Alter: Bewegung gegen Hörverlust

Bewegung kommt der Figur und dem Herz zugute. Dass sich mit körperlicher Aktivität auch dem häufig mit zunehmendem Alter auftretenden Hörverlust begegnen lässt, fanden Forscher jetzt heraus. Bewegung schützt demnach das Gehör.


Hörfähigkeit nimmt im Alter ab

Wer sich wenig bewegt, hat möglicherweise eher mit einem altersbedingten Hörverlust zu rechnen als Menschen, die körperlich aktiv sind. Zumindest lässt diesen Schluss das Ergebnis einer Untersuchung an Mäusen zu. Tiere ohne ausreichende Bewegung litten eher unter einem Verlust von Strukturen, die für das Hören bedeutsam sind, wie Haarzellen und kleinste Blutgefäße, die das Hörsystem mit Blut versorgen. Bei den Tieren mündete das in einen 20-prozentgen Hörverlust, während aktive Mäuse nur fünf Prozent der Hörfähigkeit aufgrund des Alterns einbüßten. Ergebnisse der zugrunde gelegten Studie wurden im "Journal of Neuroscience" veröffentlicht.

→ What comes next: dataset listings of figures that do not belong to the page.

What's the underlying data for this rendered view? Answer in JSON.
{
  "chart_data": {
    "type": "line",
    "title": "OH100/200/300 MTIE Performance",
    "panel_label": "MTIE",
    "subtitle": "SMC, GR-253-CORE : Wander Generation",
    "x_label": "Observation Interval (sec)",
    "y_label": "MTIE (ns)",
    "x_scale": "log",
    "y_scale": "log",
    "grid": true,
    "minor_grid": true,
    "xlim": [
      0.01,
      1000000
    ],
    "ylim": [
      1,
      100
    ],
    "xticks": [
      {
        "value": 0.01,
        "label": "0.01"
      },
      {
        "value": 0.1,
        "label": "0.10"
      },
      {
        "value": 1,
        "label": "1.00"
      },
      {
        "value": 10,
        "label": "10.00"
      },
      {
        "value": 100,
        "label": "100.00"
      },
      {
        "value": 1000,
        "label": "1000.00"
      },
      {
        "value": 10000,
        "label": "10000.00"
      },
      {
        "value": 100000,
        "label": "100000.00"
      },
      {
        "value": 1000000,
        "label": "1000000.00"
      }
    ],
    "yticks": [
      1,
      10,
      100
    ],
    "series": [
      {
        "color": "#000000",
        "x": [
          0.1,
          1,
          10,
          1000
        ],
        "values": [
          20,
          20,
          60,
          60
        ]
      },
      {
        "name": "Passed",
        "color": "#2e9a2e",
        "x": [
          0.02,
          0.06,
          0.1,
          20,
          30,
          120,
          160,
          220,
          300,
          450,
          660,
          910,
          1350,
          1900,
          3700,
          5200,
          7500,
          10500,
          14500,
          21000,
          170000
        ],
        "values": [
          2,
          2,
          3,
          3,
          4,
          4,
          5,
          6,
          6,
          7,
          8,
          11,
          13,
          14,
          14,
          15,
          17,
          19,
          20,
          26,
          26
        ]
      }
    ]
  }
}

Der altersbedingte Hörverlust tritt bei 70 Prozent der Menschen über 70 Jahren auf. Für die Funktionstüchtigkeit des Innenohrs müssen hohe Energien aufgebracht werden, so die Wissenschaftler. Das Hörorgan ist immer aktiv und Schädigungen von Strukturen wie Gefäßen und Nerven führen zu einem Hörverlust.


Aktivität schützt vor Entzündungen

In der Studie hatte eine Gruppe von Mäusen Zugang zu einem Laufrad, die andere nicht. Im Alter von sechs Monaten bewegten sich die Tiere am meisten. Dies entspricht etwa einem menschlichen Alter von 25 Jahren. Mit dem Alter ab 24 Monate, entsprechend 60 Jahre beim Menschen, bewegten sich die Mäuse weniger. 

Warum sich bewegende Mäuse ein besseres Gehör aufweisen, erklären die Forscher mit weniger entzündlichen Prozessen bei körperlich aktiven Tieren. Mit dem Alter einhergehende Entzündungen schädigen die Strukturen des Ohres und Bewegung wirkt schützend, so die Wissenschaftler. Darauf wiesen Untersuchungen von Blutwerten in einem zweiten Teil der Studie hin, die Hinweise auf Entzündungen geben. Aktive Tiere wiesen in vielen dieser Entzündungsmarker nur halb so hohe Werte auf wie Mäuse, die sich kaum bewegten.